Araladığı pencereden sonra bir süredir ihmal ettiği kitaplarının başında aldı soluğu. Sitemkar cümleleri kızgınlık değil kırgınlık alametiydi. Hiç bakmıyordu akşama kadar hasretini çektiği kadına. Duvardaki büyük kitaplığın üzerinde ellini gezdirirken Gülnihal ise hala onu pür dikkat seyretmekle yetiniyordu.

"Önemsenecek bir durum değil, aksi olsa inan bana söylerdim" dedi ve mırıldandı Gülnihal "Yalancı.. Yalancı Gülnihal" sustu ve yetinmeyerek tekrar mırıldandı "Sen böyle yalan söylemeyi nereden öğrendin Gülnihal!"

Anlaşılamayan mırıltıları işiten Yusuf daha fazla dayanamayarak garipseyen gözlerle baktı karısına "Yine kendi kendine konuşmaya mı başladın sen?"

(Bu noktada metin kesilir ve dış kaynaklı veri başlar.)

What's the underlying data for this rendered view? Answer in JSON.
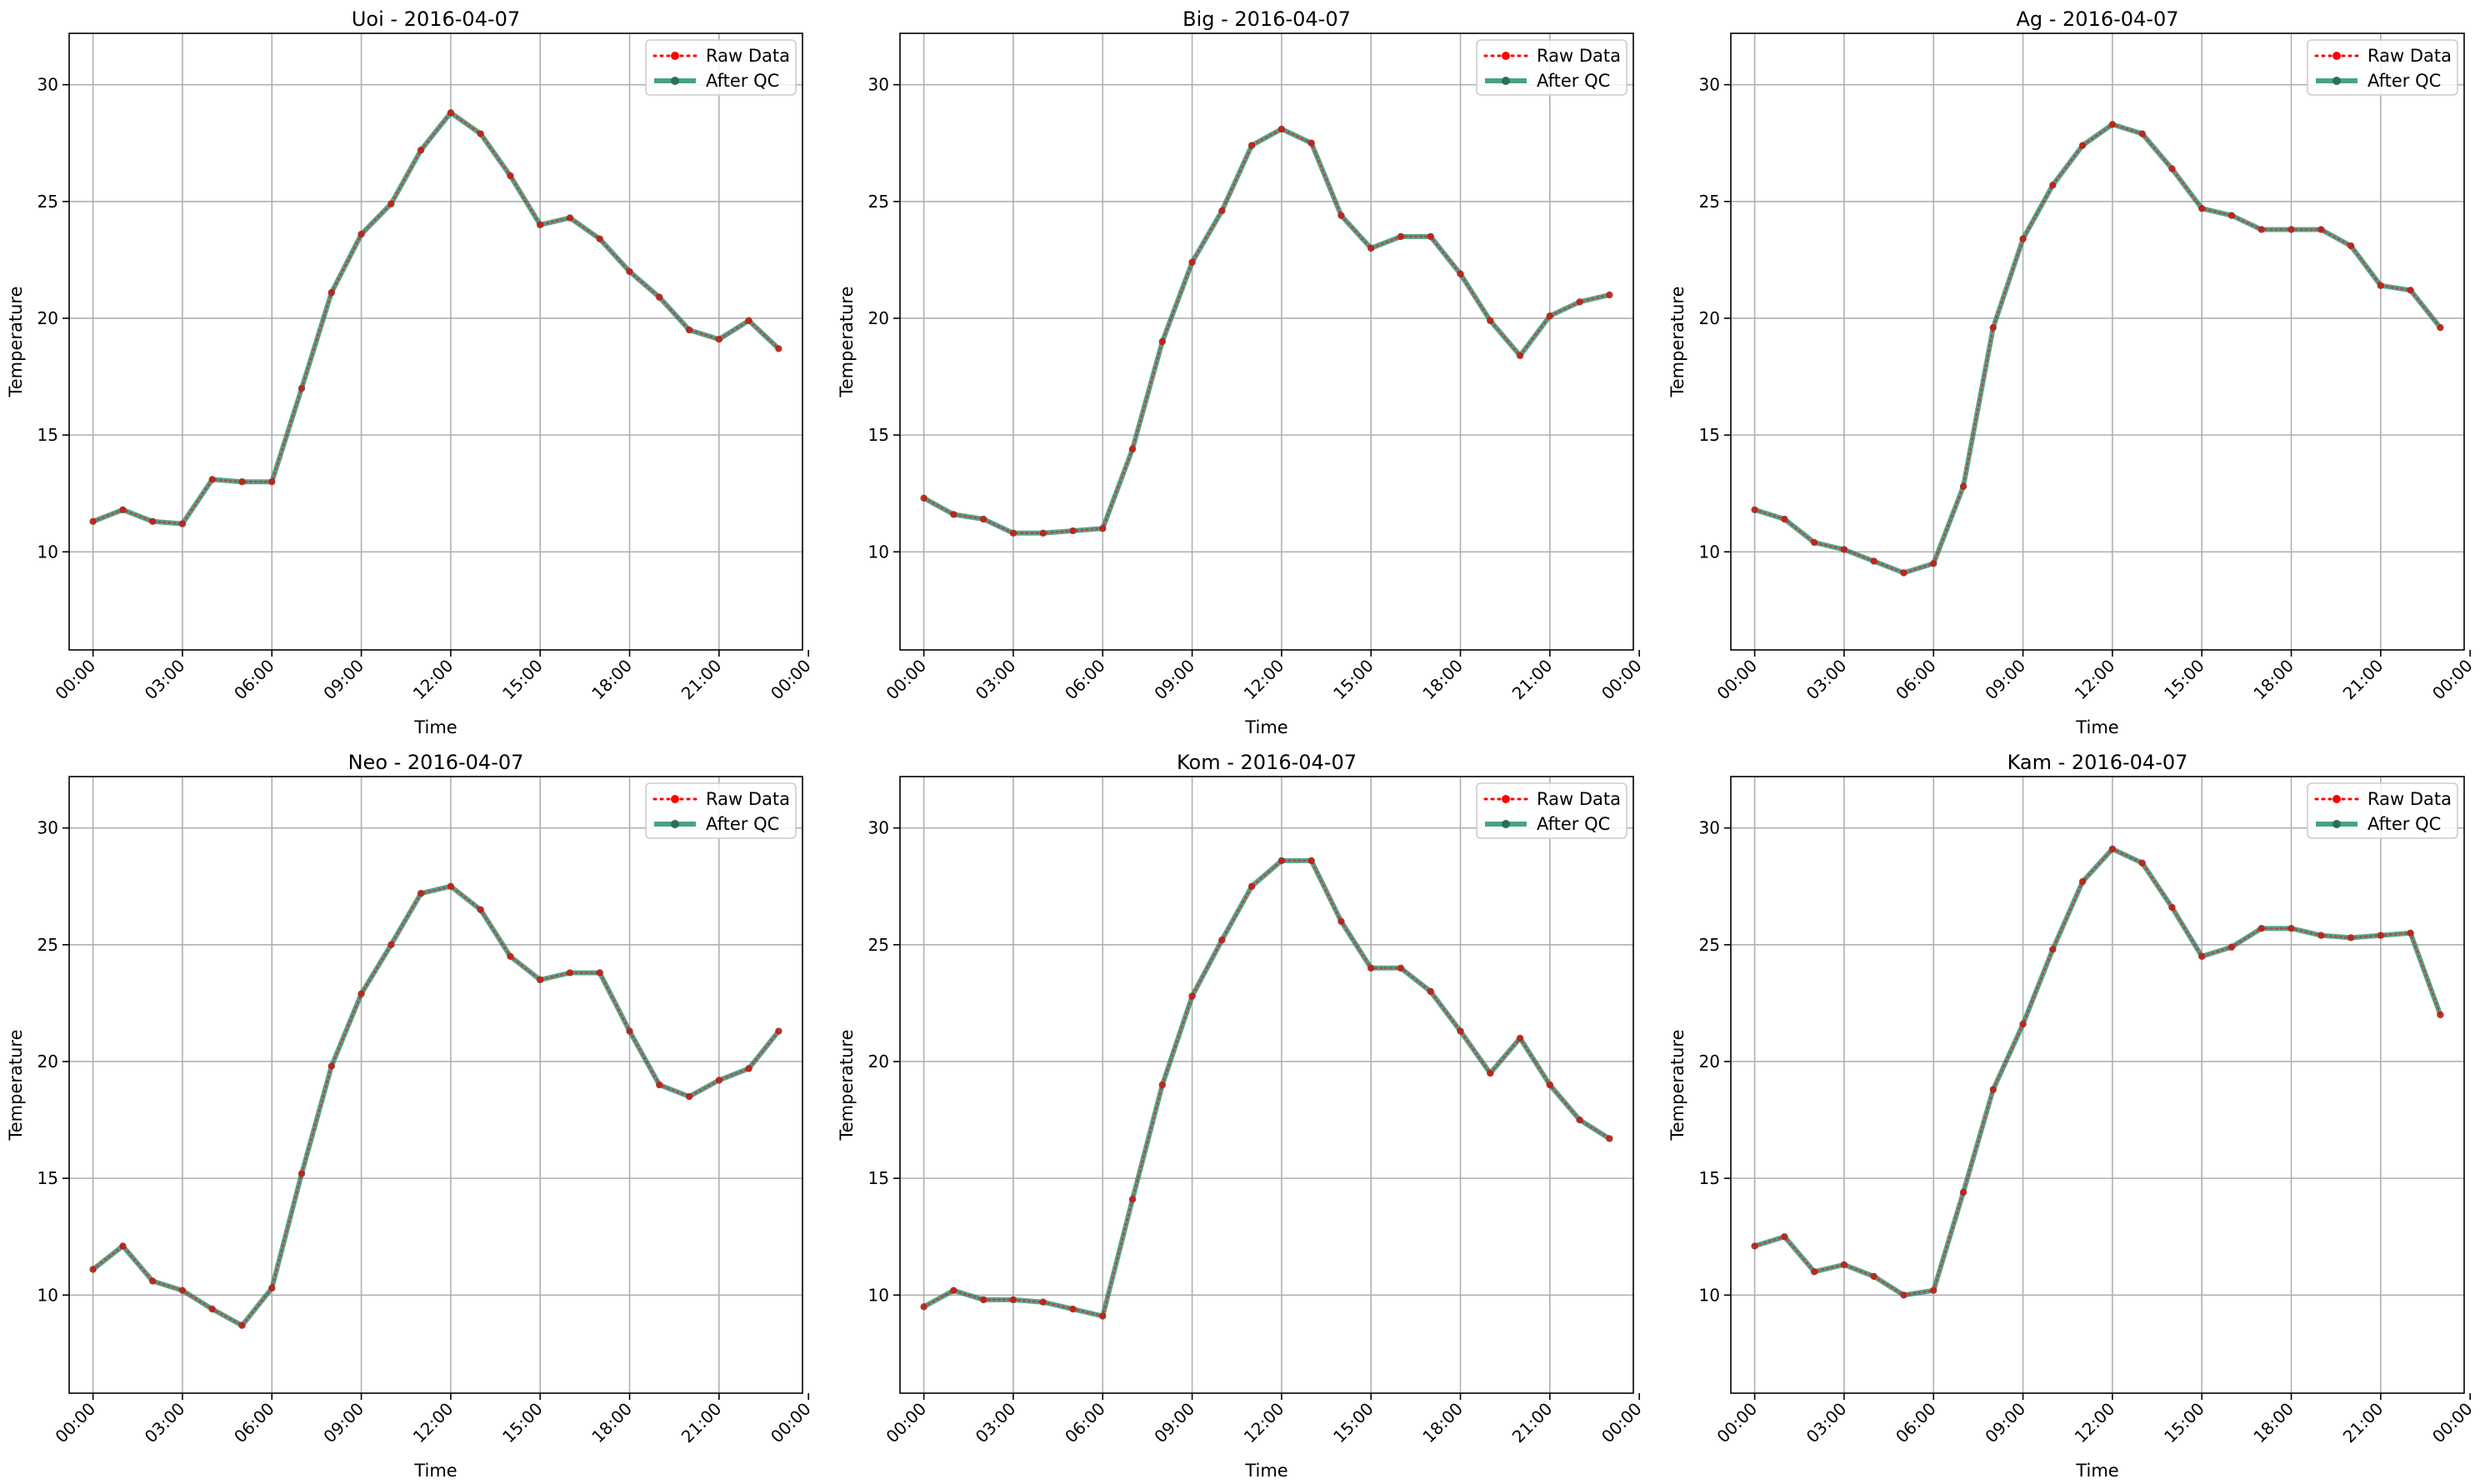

Gözleri irileşti birden "Yoo" diye reddetti kendisine ithaf edileni, komşusunun bahçesinden erik çalarken yakalanmış, hatasını bilen ama boyutunun bilincinde olmayan yaramaz bir çocuk gibi. Yusuf önüne dönünce Gülnihal'den bir mırıldanma daha geldi. Sitemi yine ve yine kendisineydi "İşte bir yalan daha! Vallahi sen iflah olmaz bir yalancı oldun Gülnihal! Hem yoo da nedir, çok çocukça. Rezil oldum bravoo sana!" Yusuf orada olmasa kendisiyle kavgası ömür boyu sürecek gibiydi.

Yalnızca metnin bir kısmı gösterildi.